他们只知道,这群兵昨晚没进屋扰民,这群兵给娃看了病没收钱,这群兵现在连口热乎饭都不肯吃。

人心都是肉长的。

“啥纪律不纪律!”

那个暴脾气的老大爷急了,把手里的薑汤桶往地上一墩,溅起一片泥水。

“不吃就是看不起俺们!就是嫌俺们穷!”

“就是!哪有让恩人饿肚子的道理!”

“拿著!必须拿著!”

村民们也是实诚,直接上手了。

几个大妈围住周一不乾饭,硬是把几个热腾腾的煮红薯往他怀里塞。

老妇人更是拉著软软的手,非要把那碗粥往她嘴边送。

场面一度失控。

只不过这次不是玩家抢npc,是npc“围攻”玩家。

“別別別!大爷別动手!”

“臥槽这红薯好烫!我不吃!真不能吃!”

就在这乱成一锅粥的时候。

“都別爭了。”

狂哥分开人群走了过来。

他看了一眼那些急赤白脸想报恩的乡亲,又看了一眼那些明明馋得要死却还在死撑的玩家。

他深吸了一口气,转头看向软软。

“软软,纸笔。”

“啊?哦!”

软软反应过来,连忙从那个宝贝似的急救包里,掏出一个皱皱巴巴的小本子和半截铅笔。

狂哥接过纸笔,没有丝毫犹豫,刷刷刷写下几行字。

动作粗獷,却又透著股子郑重。

撕拉——

狂哥把那张纸撕下来,双手递到了那个领头的老大爷面前。

“大爷。

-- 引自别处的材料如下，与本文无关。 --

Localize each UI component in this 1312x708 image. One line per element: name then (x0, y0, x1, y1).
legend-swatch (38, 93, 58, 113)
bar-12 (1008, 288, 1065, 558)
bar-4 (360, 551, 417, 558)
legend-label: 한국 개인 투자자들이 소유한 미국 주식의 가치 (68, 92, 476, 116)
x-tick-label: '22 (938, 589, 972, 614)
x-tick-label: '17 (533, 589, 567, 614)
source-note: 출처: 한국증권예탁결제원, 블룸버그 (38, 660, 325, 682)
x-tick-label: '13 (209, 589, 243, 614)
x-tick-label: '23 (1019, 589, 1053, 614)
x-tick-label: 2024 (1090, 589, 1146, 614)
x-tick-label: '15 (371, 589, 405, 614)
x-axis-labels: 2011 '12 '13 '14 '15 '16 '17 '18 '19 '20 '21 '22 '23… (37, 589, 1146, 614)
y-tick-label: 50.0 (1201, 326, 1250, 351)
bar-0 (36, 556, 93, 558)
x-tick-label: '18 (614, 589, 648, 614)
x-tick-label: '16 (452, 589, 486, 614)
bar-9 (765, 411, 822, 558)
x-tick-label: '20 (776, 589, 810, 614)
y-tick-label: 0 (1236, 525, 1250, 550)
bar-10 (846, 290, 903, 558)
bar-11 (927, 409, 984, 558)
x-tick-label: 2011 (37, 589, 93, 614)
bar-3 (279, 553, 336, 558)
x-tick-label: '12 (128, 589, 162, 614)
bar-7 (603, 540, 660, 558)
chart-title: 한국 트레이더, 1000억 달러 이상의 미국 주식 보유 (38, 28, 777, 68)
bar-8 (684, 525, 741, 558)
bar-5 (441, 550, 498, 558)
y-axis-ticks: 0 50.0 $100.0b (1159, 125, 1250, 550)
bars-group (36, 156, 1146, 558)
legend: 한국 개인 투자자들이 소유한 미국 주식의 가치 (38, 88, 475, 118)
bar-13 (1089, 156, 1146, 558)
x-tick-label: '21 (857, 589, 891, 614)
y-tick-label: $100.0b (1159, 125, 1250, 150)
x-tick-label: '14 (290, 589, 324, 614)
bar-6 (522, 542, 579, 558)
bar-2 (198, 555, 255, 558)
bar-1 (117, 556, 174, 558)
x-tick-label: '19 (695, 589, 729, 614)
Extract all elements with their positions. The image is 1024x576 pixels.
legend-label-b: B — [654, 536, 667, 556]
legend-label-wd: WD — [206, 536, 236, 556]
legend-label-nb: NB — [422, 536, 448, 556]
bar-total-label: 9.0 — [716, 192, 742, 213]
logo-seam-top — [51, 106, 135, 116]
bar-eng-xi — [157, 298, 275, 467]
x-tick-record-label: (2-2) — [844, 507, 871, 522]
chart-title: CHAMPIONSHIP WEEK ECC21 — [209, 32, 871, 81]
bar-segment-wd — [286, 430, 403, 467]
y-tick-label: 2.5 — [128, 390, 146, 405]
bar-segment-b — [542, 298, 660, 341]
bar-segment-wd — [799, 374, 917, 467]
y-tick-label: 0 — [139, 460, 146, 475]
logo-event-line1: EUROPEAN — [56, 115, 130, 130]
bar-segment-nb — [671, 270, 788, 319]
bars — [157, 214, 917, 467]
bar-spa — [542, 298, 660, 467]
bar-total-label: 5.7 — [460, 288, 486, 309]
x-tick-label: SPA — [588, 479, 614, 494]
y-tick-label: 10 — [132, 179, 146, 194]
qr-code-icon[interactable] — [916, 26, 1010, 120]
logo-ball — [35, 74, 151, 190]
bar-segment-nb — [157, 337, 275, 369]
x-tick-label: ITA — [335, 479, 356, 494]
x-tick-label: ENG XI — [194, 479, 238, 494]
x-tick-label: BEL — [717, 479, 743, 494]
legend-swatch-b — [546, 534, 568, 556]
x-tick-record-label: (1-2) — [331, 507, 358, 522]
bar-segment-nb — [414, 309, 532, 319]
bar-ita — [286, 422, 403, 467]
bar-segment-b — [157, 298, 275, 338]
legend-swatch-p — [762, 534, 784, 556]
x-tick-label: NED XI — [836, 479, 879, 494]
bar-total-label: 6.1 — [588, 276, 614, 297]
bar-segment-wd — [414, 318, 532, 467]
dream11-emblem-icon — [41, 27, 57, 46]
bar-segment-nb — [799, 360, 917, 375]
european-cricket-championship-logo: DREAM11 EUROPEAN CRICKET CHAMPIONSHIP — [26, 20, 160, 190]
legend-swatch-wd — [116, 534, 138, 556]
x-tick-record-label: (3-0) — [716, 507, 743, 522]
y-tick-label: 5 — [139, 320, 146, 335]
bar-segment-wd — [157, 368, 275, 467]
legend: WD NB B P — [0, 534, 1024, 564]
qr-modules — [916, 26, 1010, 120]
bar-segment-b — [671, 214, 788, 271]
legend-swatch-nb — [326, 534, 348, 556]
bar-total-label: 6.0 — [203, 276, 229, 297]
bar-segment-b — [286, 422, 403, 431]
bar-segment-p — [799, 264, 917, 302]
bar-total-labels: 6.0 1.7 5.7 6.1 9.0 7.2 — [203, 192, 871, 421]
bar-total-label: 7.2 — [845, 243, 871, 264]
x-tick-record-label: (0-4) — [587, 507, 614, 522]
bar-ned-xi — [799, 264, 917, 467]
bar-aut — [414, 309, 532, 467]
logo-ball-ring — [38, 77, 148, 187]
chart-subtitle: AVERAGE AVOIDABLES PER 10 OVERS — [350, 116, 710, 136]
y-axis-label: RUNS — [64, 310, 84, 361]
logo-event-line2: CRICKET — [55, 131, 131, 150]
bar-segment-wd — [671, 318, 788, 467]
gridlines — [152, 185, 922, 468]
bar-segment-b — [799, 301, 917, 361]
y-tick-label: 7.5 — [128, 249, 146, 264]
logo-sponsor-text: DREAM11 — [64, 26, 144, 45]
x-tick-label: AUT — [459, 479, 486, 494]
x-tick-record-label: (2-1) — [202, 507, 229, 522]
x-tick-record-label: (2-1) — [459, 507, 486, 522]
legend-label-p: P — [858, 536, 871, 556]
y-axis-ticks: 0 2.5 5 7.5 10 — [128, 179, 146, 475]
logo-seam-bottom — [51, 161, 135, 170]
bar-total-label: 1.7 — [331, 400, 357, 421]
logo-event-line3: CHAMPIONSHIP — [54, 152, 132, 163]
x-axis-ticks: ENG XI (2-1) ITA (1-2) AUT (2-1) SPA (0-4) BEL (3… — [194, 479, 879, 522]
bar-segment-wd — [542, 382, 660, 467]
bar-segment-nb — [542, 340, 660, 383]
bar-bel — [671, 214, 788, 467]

”狂哥的声音很沉,“这饭,我们吃。”

“但咱们丑话说在前头,这不是白吃。”

“这是借条。”

狂哥指著那张纸条,上面歪歪扭扭地写著:

【赤色军团先遣队,借老乡白米粥一碗、红薯三个、薑汤一桶。待打下对岸,必以缴获加倍偿还。落款:狂哥。】

“我们现在穷,兜里没子儿。”狂哥咧嘴一笑,指了指身后那是咆哮的大渡河,“但只要我们过了这条河,只要我们还没死绝。”

“这笔帐,赤色军团……嗯我们认!”

老大爷捧著那张轻飘飘的纸条,手抖得更厉害。

他识不得几个字,但他认得那颗画在纸条角落的五角星。

那是承诺。

比大洋还重的承诺。

“吃!都吃!”狂哥转身,对著那群早已按捺不住的玩家大吼一声,“老乡给的,別浪费!吃饱了才有力气去干仗!”

“是!!!”

吼声震天。

玩家们终於不再矜持,狼吞虎咽地吃了起来。

那碗普通的白粥,那个带著泥土味的红薯,在此刻竟然比他们在现实里吃过的任何大餐都要美味。

因为这就著这口饭吃下去的,除了碳水化合物,还有一种叫做“尊严”的东西。